Si toutes ces conditions sont réunies, le loyer annuel peut être augmenté d’au moins 15% du montant des travaux TTC.  

Dans la seconde situation, la fixation du loyer est libre si et seulement si les conditions cumulatives suivantes sont réunies : 

  • Les travaux d’amélioration ont été faits depuis moins de 6 mois ; 
  • Le montant de ces travaux équivaut au moins à la dernière année de loyer ; 
  • La consommation du logement en énergie primaire est inférieure à 331 kWh/m2 / an.  Le diagnostic doit dater de moins de 4 ans. 

Une nouvelle fois, le nouveau locataire est libre de contester cette augmentation par courrier recommandé, puis devant la commission départementale de conciliation voire le juge des contentieux de la protection.  

Quelles sont règles spécifiques applicables à Paris ? 

A Paris, pour les baux signés ou renouvelés à compter du 30 juin 2019, les loyers sont encadrés par des loyers de référence. Le montant varie selon le type de location, le nombre de pièces et la date de construction du logement. Un simulateur a été mis en place par la Direction régionale et interdépartementale de l’hébergement et du logement d’Île de France.

Lors de la première mise en location, le loyer ne peut pas dépasser le loyer de référence majoré en vigueur à la date de la signature. Ce loyer de base doit être indiqué dans le bail. Si ce loyer dépasse le loyer de référence majoré, une action en diminution du loyer est possible. Outre le loyer de base, le propriétaire peut demander un complément de loyer : 

  • Lorsque le logement a des caractéristiques particulières (localisation, confort), 
  • Et à condition que le loyer de base (hors charges) soit au niveau du loyer de référence majoré. 

Ce complément de loyer ainsi que les caractéristiques le justifiant doivent être indiqués dans le bail.  

Dans le cadre d’un renouvellement de bail, le propriétaire et le locataire peuvent respectivement demander une augmentation ou une diminution de loyer si le loyer n’entre pas dans l’encadrement prévu. Cette demande doit être formulée au moins 6 mois (5 mois pour le locataire) avant la fin du bail. 

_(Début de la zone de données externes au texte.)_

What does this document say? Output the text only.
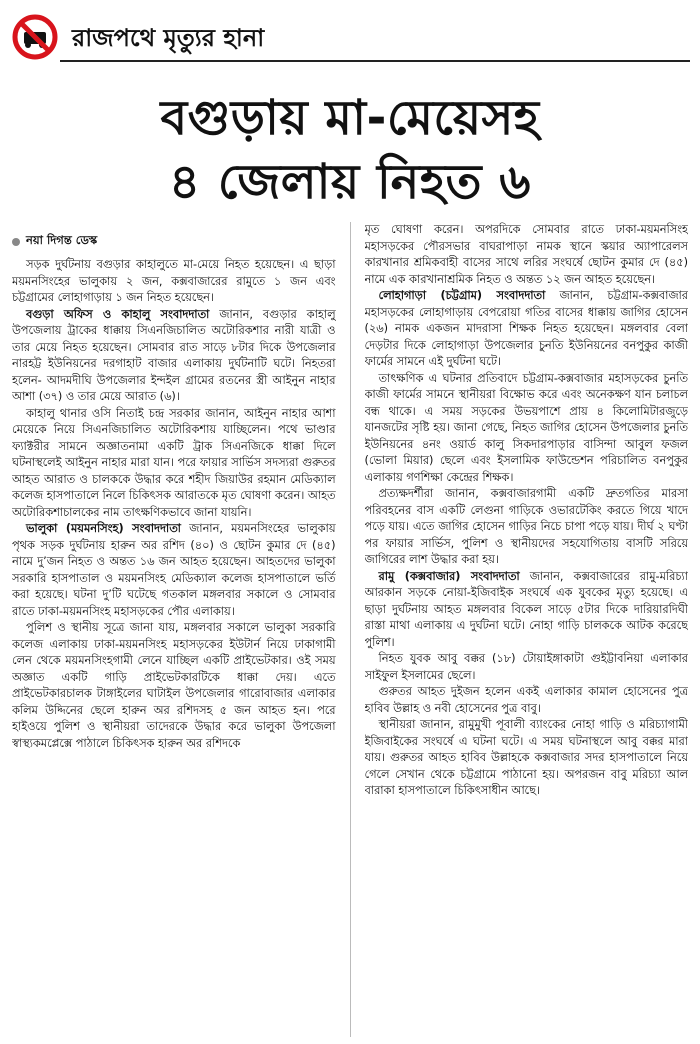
রাজপথে মৃত্যুর হানা
বগুড়ায় মা-মেয়েসহ
৪ জেলায় নিহত ৬
নয়া দিগন্ত ডেস্ক

সড়ক দুর্ঘটনায় বগুড়ার কাহালুতে মা-মেয়ে নিহত হয়েছেন। এ ছাড়া ময়মনসিংহের ভালুকায় ২ জন, কক্সবাজারের রামুতে ১ জন এবং চট্টগ্রামের লোহাগাড়ায় ১ জন নিহত হয়েছেন।

বগুড়া অফিস ও কাহালু সংবাদদাতা জানান, বগুড়ার কাহালু উপজেলায় ট্রাকের ধাক্কায় সিএনজিচালিত অটোরিকশার নারী যাত্রী ও তার মেয়ে নিহত হয়েছেন। সোমবার রাত সাড়ে ৮টার দিকে উপজেলার নারহট্ট ইউনিয়নের দরগাহাট বাজার এলাকায় দুর্ঘটনাটি ঘটে। নিহতরা হলেন- আদমদীঘি উপজেলার ইন্দইল গ্রামের রতনের স্ত্রী আইনুন নাহার আশা (৩৭) ও তার মেয়ে আরাত (৬)।

কাহালু থানার ওসি নিতাই চন্দ্র সরকার জানান, আইনুন নাহার আশা মেয়েকে নিয়ে সিএনজিচালিত অটোরিকশায় যাচ্ছিলেন। পথে ভাণ্ডার ফ্যাক্টরীর সামনে অজ্ঞাতনামা একটি ট্রাক সিএনজিকে ধাক্কা দিলে ঘটনাস্থলেই আইনুন নাহার মারা যান। পরে ফায়ার সার্ভিস সদস্যরা গুরুতর আহত আরাত ও চালককে উদ্ধার করে শহীদ জিয়াউর রহমান মেডিক্যাল কলেজ হাসপাতালে নিলে চিকিৎসক আরাতকে মৃত ঘোষণা করেন। আহত অটোরিকশাচালকের নাম তাৎক্ষণিকভাবে জানা যায়নি।

ভালুকা (ময়মনসিংহ) সংবাদদাতা জানান, ময়মনসিংহের ভালুকায় পৃথক সড়ক দুর্ঘটনায় হারুন অর রশিদ (৪০) ও ছোটন কুমার দে (৪৫) নামে দু’জন নিহত ও অন্তত ১৬ জন আহত হয়েছেন। আহতদের ভালুকা সরকারি হাসপাতাল ও ময়মনসিংহ মেডিক্যাল কলেজ হাসপাতালে ভর্তি করা হয়েছে। ঘটনা দু’টি ঘটেছে গতকাল মঙ্গলবার সকালে ও সোমবার রাতে ঢাকা-ময়মনসিংহ মহাসড়কের পৌর এলাকায়।

পুলিশ ও স্থানীয় সূত্রে জানা যায়, মঙ্গলবার সকালে ভালুকা সরকারি কলেজ এলাকায় ঢাকা-ময়মনসিংহ মহাসড়কের ইউটার্ন নিয়ে ঢাকাগামী লেন থেকে ময়মনসিংহগামী লেনে যাচ্ছিল একটি প্রাইভেটকার। ওই সময় অজ্ঞাত একটি গাড়ি প্রাইভেটকারটিকে ধাক্কা দেয়। এতে প্রাইভেটকারচালক টাঙ্গাইলের ঘাটাইল উপজেলার গারোবাজার এলাকার কলিম উদ্দিনের ছেলে হারুন অর রশিদসহ ৫ জন আহত হন। পরে হাইওয়ে পুলিশ ও স্থানীয়রা তাদেরকে উদ্ধার করে ভালুকা উপজেলা স্বাস্থ্যকমপ্লেক্সে পাঠালে চিকিৎসক হারুন অর রশিদকে

মৃত ঘোষণা করেন। অপরদিকে সোমবার রাতে ঢাকা-ময়মনসিংহ মহাসড়কের পৌরসভার বাঘরাপাড়া নামক স্থানে স্কয়ার অ্যাপারেলস কারখানার শ্রমিকবাহী বাসের সাথে লরির সংঘর্ষে ছোটন কুমার দে (৪৫) নামে এক কারখানাশ্রমিক নিহত ও অন্তত ১২ জন আহত হয়েছেন।

লোহাগাড়া (চট্টগ্রাম) সংবাদদাতা জানান, চট্টগ্রাম-কক্সবাজার মহাসড়কের লোহাগাড়ায় বেপরোয়া গতির বাসের ধাক্কায় জাগির হোসেন (২৬) নামক একজন মাদরাসা শিক্ষক নিহত হয়েছেন। মঙ্গলবার বেলা দেড়টার দিকে লোহাগাড়া উপজেলার চুনতি ইউনিয়নের বনপুকুর কাজী ফার্মের সামনে এই দুর্ঘটনা ঘটে।

তাৎক্ষণিক এ ঘটনার প্রতিবাদে চট্টগ্রাম-কক্সবাজার মহাসড়কের চুনতি কাজী ফার্মের সামনে স্থানীয়রা বিক্ষোভ করে এবং অনেকক্ষণ যান চলাচল বন্ধ থাকে। এ সময় সড়কের উভয়পাশে প্রায় ৪ কিলোমিটারজুড়ে যানজটের সৃষ্টি হয়। জানা গেছে, নিহত জাগির হোসেন উপজেলার চুনতি ইউনিয়নের ৪নং ওয়ার্ড কালু সিকদারপাড়ার বাসিন্দা আবুল ফজল (ভোলা মিয়ার) ছেলে এবং ইসলামিক ফাউন্ডেশন পরিচালিত বনপুকুর এলাকায় গণশিক্ষা কেন্দ্রের শিক্ষক।

প্রত্যক্ষদর্শীরা জানান, কক্সবাজারগামী একটি দ্রুতগতির মারসা পরিবহনের বাস একটি লেগুনা গাড়িকে ওভারটেকিং করতে গিয়ে খাদে পড়ে যায়। এতে জাগির হোসেন গাড়ির নিচে চাপা পড়ে যায়। দীর্ঘ ২ ঘণ্টা পর ফায়ার সার্ভিস, পুলিশ ও স্থানীয়দের সহযোগিতায় বাসটি সরিয়ে জাগিরের লাশ উদ্ধার করা হয়।

রামু (কক্সবাজার) সংবাদদাতা জানান, কক্সবাজারের রামু-মরিচ্যা আরকান সড়কে নোয়া-ইজিবাইক সংঘর্ষে এক যুবকের মৃত্যু হয়েছে। এ ছাড়া দুর্ঘটনায় আহত মঙ্গলবার বিকেল সাড়ে ৫টার দিকে দারিয়ারদিঘী রাস্তা মাথা এলাকায় এ দুর্ঘটনা ঘটে। নোহা গাড়ি চালককে আটক করেছে পুলিশ।

নিহত যুবক আবু বক্কর (১৮) টোয়াইঙ্গাকাটা গুইট্টাবনিয়া এলাকার সাইফুল ইসলামের ছেলে।

গুরুতর আহত দুইজন হলেন একই এলাকার কামাল হোসেনের পুত্র হাবিব উল্লাহ ও নবী হোসেনের পুত্র বাবু।

স্থানীয়রা জানান, রামুমুখী পূবালী ব্যাংকের নোহা গাড়ি ও মরিচ্যাগামী ইজিবাইকের সংঘর্ষে এ ঘটনা ঘটে। এ সময় ঘটনাস্থলে আবু বক্কর মারা যায়। গুরুতর আহত হাবিব উল্লাহকে কক্সবাজার সদর হাসপাতালে নিয়ে গেলে সেখান থেকে চট্টগ্রামে পাঠানো হয়। অপরজন বাবু মরিচ্যা আল বারাকা হাসপাতালে চিকিৎসাধীন আছে।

L’augmentation du loyer est alors étalée : 

  • Pour un bail de 3 ans, d’1/3 par an (ou 1/6 par an si la hausse de loyer est supérieure à 10 %) 
  • Pour un bail de 6 ans, d’1/6 par an 

Les conditions d’augmentation dans le cadre d’un nouveau locataire sont identiques à celles prescrites pour les zones tendues tout en respectant l’encadrement par l’intermédiaire des loyers de référence. 

Quelles sont les règles spécifiques applicables à Lille ? 

Tout comme Paris, les loyers, pour les baux signés ou renouvelés à compter du 29 février 2020, sont encadrés par des loyers de référence fixés par arrêté préfectoral, variant selon les mêmes critères précédemment évoques. Un simulateur a été mis en place par le ministère chargé de l’environnement.

La fixation des loyers répond aux mêmes règles que celle de Paris. Toutefois, le loyer de référence et le loyer de référence majoré doivent figurer sur le bail. A défaut, le locataire a un mois pour mettre en demeure le bailleur de le faire. En cas de refus ou de silence, le locataire a 2 mois pour saisir le juge des contentieux de la protection. 

Tout comme pour Paris, un complément de loyer peut être fixé selon les mêmes conditions.